Del resto, i vecchi lettori di Urania sono stati danneggiati dall'avere letto, in quegli anni formativi per il loro gusto fantascientifico, le opere di Statten invece dei juvenile di Heinlein? Non penso: in quegli anni, gli spunti di quei romanzi erano una novità per il pubblico italiano e alcune di quelle storie sono ricordate ancora con nostalgia dai lettori dell'epoca: Il maestro di Saturno, per esempio, o Gli eredi della Luna.

All'ostracismo contro Fearn pare abbia contribuito anche il suo carattere solitario. Passò gran parte della vita con la madre, vedova in giovane età e, quel ch'è peggio, aspirante scrittrice a sua volta (gli dattilografava in bella copia i romanzi), e l'unica sua amicizia che si ricordi è quella con William Temple, l'autore del Triangolo quadrilatero, anch'egli inglese e anch'egli collaboratore delle riviste americane. Curiose anche le sue abitudini: scriveva tre ore la mattina, nel primo pomeriggio andava al cinematografo e quando tornava a casa scriveva per altre tre ore, giorno dopo giorno. Appassionato di film, aveva in casa un proiettore 16 mm e possedeva molte pellicole che proiettava ai conoscenti.

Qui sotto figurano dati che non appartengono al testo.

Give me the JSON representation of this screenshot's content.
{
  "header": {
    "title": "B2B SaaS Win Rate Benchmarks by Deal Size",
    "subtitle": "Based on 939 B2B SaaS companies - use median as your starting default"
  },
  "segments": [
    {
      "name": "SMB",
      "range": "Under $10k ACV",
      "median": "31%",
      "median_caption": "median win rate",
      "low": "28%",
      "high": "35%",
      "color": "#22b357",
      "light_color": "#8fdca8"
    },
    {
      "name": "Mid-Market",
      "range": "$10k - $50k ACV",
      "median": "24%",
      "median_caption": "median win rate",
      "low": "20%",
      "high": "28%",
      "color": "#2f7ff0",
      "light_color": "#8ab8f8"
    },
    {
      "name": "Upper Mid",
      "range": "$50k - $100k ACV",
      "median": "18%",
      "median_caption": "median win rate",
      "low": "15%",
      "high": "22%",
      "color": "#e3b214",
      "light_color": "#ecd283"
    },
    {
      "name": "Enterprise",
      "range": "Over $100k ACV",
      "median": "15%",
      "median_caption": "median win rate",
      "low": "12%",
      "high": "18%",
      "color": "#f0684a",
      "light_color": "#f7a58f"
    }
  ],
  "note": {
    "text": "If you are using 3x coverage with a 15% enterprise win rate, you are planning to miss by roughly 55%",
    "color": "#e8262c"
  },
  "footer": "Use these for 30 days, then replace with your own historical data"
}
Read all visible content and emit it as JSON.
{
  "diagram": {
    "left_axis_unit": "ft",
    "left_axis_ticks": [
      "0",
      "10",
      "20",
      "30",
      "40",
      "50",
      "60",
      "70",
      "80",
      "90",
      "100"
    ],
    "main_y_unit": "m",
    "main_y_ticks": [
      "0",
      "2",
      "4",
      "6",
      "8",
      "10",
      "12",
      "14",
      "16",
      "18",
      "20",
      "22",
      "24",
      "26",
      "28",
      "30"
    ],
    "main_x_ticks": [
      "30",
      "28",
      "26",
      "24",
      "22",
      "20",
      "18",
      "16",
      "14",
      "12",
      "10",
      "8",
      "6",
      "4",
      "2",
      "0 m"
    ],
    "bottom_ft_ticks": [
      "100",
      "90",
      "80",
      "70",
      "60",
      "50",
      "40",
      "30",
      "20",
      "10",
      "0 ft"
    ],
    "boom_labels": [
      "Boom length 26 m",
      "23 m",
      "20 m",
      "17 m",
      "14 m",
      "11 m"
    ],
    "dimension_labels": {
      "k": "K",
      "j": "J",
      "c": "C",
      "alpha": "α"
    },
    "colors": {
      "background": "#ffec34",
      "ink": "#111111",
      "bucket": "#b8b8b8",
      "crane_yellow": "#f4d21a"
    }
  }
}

Probabilmente, uno degli elementi che fanno ricordare con nostalgia i racconti di Statten è la dimensione quotidiana che vi appare ogni tanto e che richiama alla mente un altro autore inglese prolifico come lui, il giallista Edgar Wallace. Mentre gli americani subiscono sempre un po' l'influsso dei great outdoors alla Fenimore Cooper e del loro rivale, l'urbanesimo di data recente - che, nelle descrizioni incontrate nei romanzi, si traduce in edifici nuovi, macchine lucide, vestiti ben stirati e ambienti privi di polvere o di segni del tempo - gli inglesi conoscono ancora le viuzze con la pavimentazione di pietra, l'affollamento cittadino, i passi carrai e le cantine buie e li mettono nei loro romanzi. Del resto Fearn, pur trascorrendo sei ore al giorno a scrivere romanzi popolari e ispirandosi, a detta sua, ai personaggi e alle trame dei film a lui cari, aspirava ad affermarsi come romanziere mainstream e verso il 1940 dedicò tre dei suoi preziosi mesi di attività alla stesura di un romanzo ambientato nella piccola cittadina in cui abitava, e in particolare in una pensioncina sul lago, con suo andirivieni di piccoli casi umani.